Opinion ID: 1976705
Heading Depth: 1
Heading Rank: 1

Heading: Divorce Issue.

Text: On this issue, the chancellor, because he believed that he was required to give full faith and credit to the Florida decree, denied the husband a divorce. It is unnecessary, however, to pass upon the correctness of that ruling for, as we see it, the decree of the lower court should be affirmed for a different reason. Since the husband failed to corroborate his claim for relief, the chancellor was without authority to grant a divorce in any event. This is so because the separation agreement merely recited that the parties were about to separate and had mutually agreed to settle their property rights. There was no recital nor an agreement that the separation was voluntary. The separation could have been caused by misconduct either on the part of the husband or the wife or both. Actually, the wife, besides denying the voluntary nature of the agreement, claimed that the husband intended to leave her in any event and so announced, and that she executed the agreement merely to protect her financial and property rights since she was faced with a situation she could not control. This denotes acquiescence, not agreement.
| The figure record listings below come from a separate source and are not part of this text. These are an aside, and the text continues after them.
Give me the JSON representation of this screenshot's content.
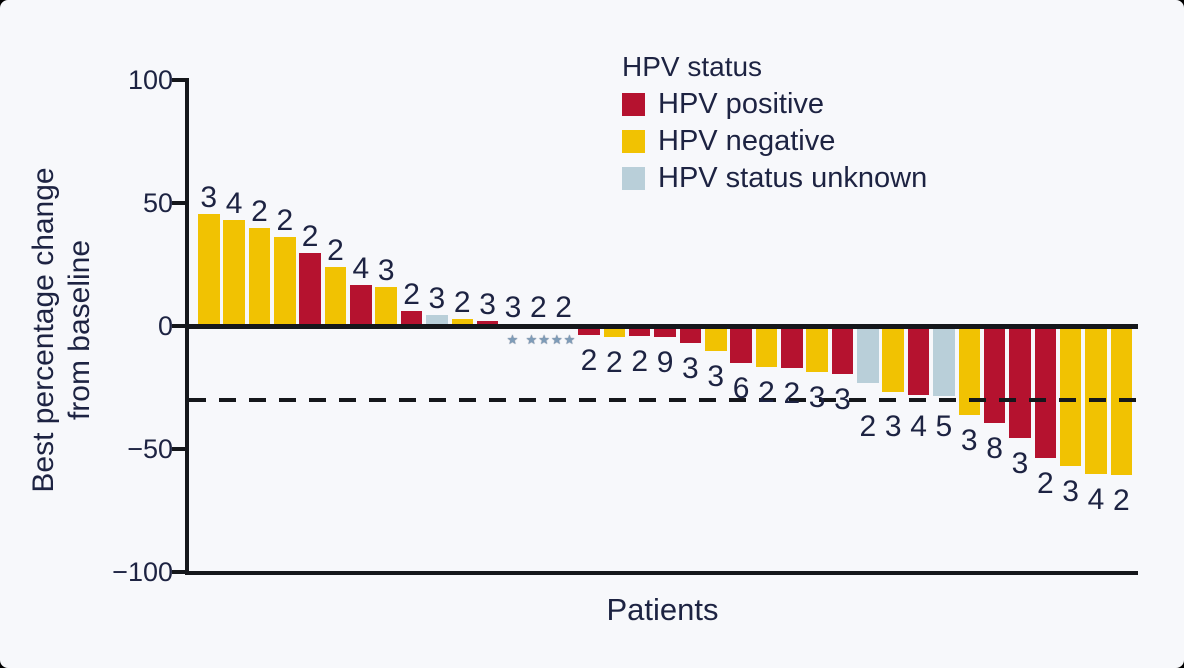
{
  "legend": {
    "title": "HPV status",
    "items": [
      {
        "key": "positive",
        "label": "HPV positive",
        "color": "#b5122f"
      },
      {
        "key": "negative",
        "label": "HPV negative",
        "color": "#f1c202"
      },
      {
        "key": "unknown",
        "label": "HPV status unknown",
        "color": "#b9cfd9"
      }
    ]
  },
  "chart_data": {
    "type": "bar",
    "title": "",
    "xlabel": "Patients",
    "ylabel": "Best percentage change from baseline",
    "ylabel_lines": [
      "Best percentage change",
      "from baseline"
    ],
    "ylim": [
      -100,
      100
    ],
    "grid": false,
    "reference_line_y": -30,
    "yticks": [
      {
        "label": "100",
        "value": 100
      },
      {
        "label": "50",
        "value": 50
      },
      {
        "label": "0",
        "value": 0
      },
      {
        "label": "−50",
        "value": -50
      },
      {
        "label": "−100",
        "value": -100
      }
    ],
    "bars": [
      {
        "value": 45.5,
        "label": "3",
        "hpv": "negative"
      },
      {
        "value": 43,
        "label": "4",
        "hpv": "negative"
      },
      {
        "value": 40,
        "label": "2",
        "hpv": "negative"
      },
      {
        "value": 36,
        "label": "2",
        "hpv": "negative"
      },
      {
        "value": 29.5,
        "label": "2",
        "hpv": "positive"
      },
      {
        "value": 24,
        "label": "2",
        "hpv": "negative"
      },
      {
        "value": 16.5,
        "label": "4",
        "hpv": "positive"
      },
      {
        "value": 16,
        "label": "3",
        "hpv": "negative"
      },
      {
        "value": 6,
        "label": "2",
        "hpv": "positive"
      },
      {
        "value": 4.5,
        "label": "3",
        "hpv": "unknown"
      },
      {
        "value": 3,
        "label": "2",
        "hpv": "negative"
      },
      {
        "value": 2,
        "label": "3",
        "hpv": "positive"
      },
      {
        "value": 0,
        "label": "3",
        "hpv": null,
        "marker": "★"
      },
      {
        "value": 0,
        "label": "2",
        "hpv": null,
        "marker": "★★"
      },
      {
        "value": 0,
        "label": "2",
        "hpv": null,
        "marker": "★★"
      },
      {
        "value": -3.5,
        "label": "2",
        "hpv": "positive"
      },
      {
        "value": -4.5,
        "label": "2",
        "hpv": "negative"
      },
      {
        "value": -4,
        "label": "2",
        "hpv": "positive"
      },
      {
        "value": -4.5,
        "label": "9",
        "hpv": "positive"
      },
      {
        "value": -7,
        "label": "3",
        "hpv": "positive"
      },
      {
        "value": -10,
        "label": "3",
        "hpv": "negative"
      },
      {
        "value": -15,
        "label": "6",
        "hpv": "positive"
      },
      {
        "value": -16.5,
        "label": "2",
        "hpv": "negative"
      },
      {
        "value": -17,
        "label": "2",
        "hpv": "positive"
      },
      {
        "value": -18.5,
        "label": "3",
        "hpv": "negative"
      },
      {
        "value": -19.5,
        "label": "3",
        "hpv": "positive"
      },
      {
        "value": -23,
        "label": "2",
        "hpv": "unknown"
      },
      {
        "value": -27,
        "label": "3",
        "hpv": "negative"
      },
      {
        "value": -28,
        "label": "4",
        "hpv": "positive"
      },
      {
        "value": -28.5,
        "label": "5",
        "hpv": "unknown"
      },
      {
        "value": -36,
        "label": "3",
        "hpv": "negative"
      },
      {
        "value": -39.5,
        "label": "8",
        "hpv": "positive"
      },
      {
        "value": -45.5,
        "label": "3",
        "hpv": "positive"
      },
      {
        "value": -53.5,
        "label": "2",
        "hpv": "positive"
      },
      {
        "value": -57,
        "label": "3",
        "hpv": "negative"
      },
      {
        "value": -60,
        "label": "4",
        "hpv": "negative"
      },
      {
        "value": -60.5,
        "label": "2",
        "hpv": "negative"
      }
    ]
  }
}
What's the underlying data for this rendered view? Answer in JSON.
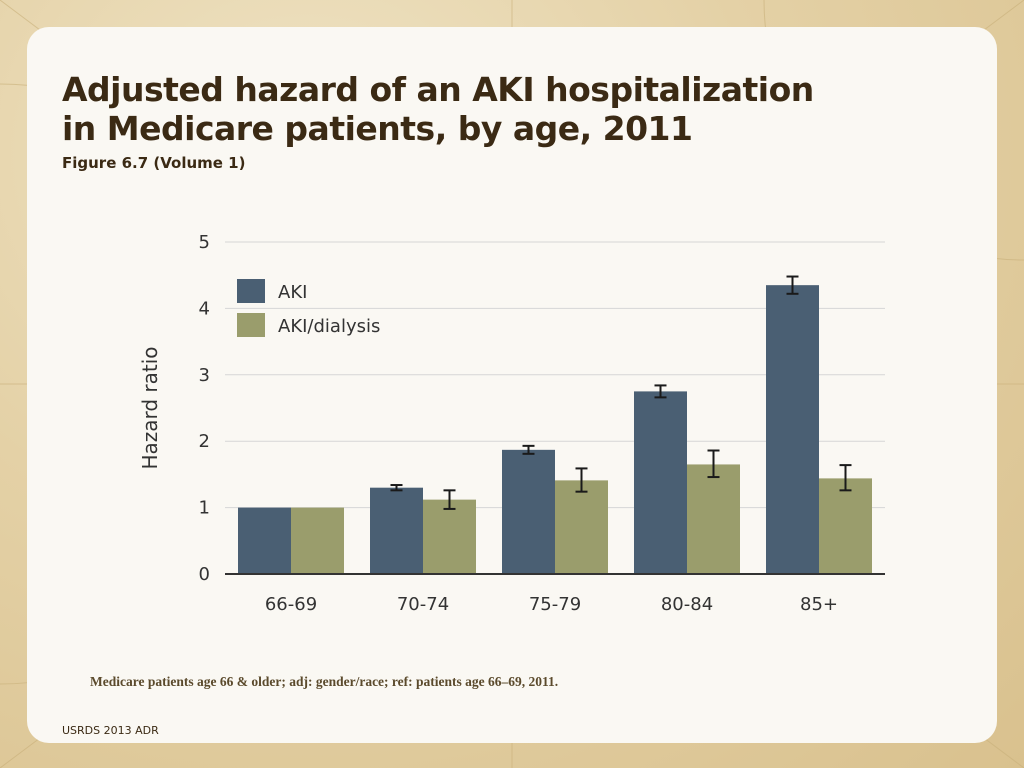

The situation here was not the same as it was in Hahn v. Hahn, 192 Md. 561, 64 A.2d 739 (1949), on which the husband relied to support his claim for a divorce. There, the husband admitted that the separation was voluntary. Moreover, there was substantial corroboration of the wife's testimony by a person who was not a party. Here, the agreement, insofar as the separation of the parties was concerned, proved nothing. Even if we assume, without deciding, that the execution of a separation agreement may in some instances corroborate a separation by mutual consent, it certainly did not do so in this case. While only slight corroboration is required, it cannot be dispensed with. Zulauf v. Zulauf, 218 Md. 99, 145 A.2d 414 (1958). Cf. Rule 1190 f.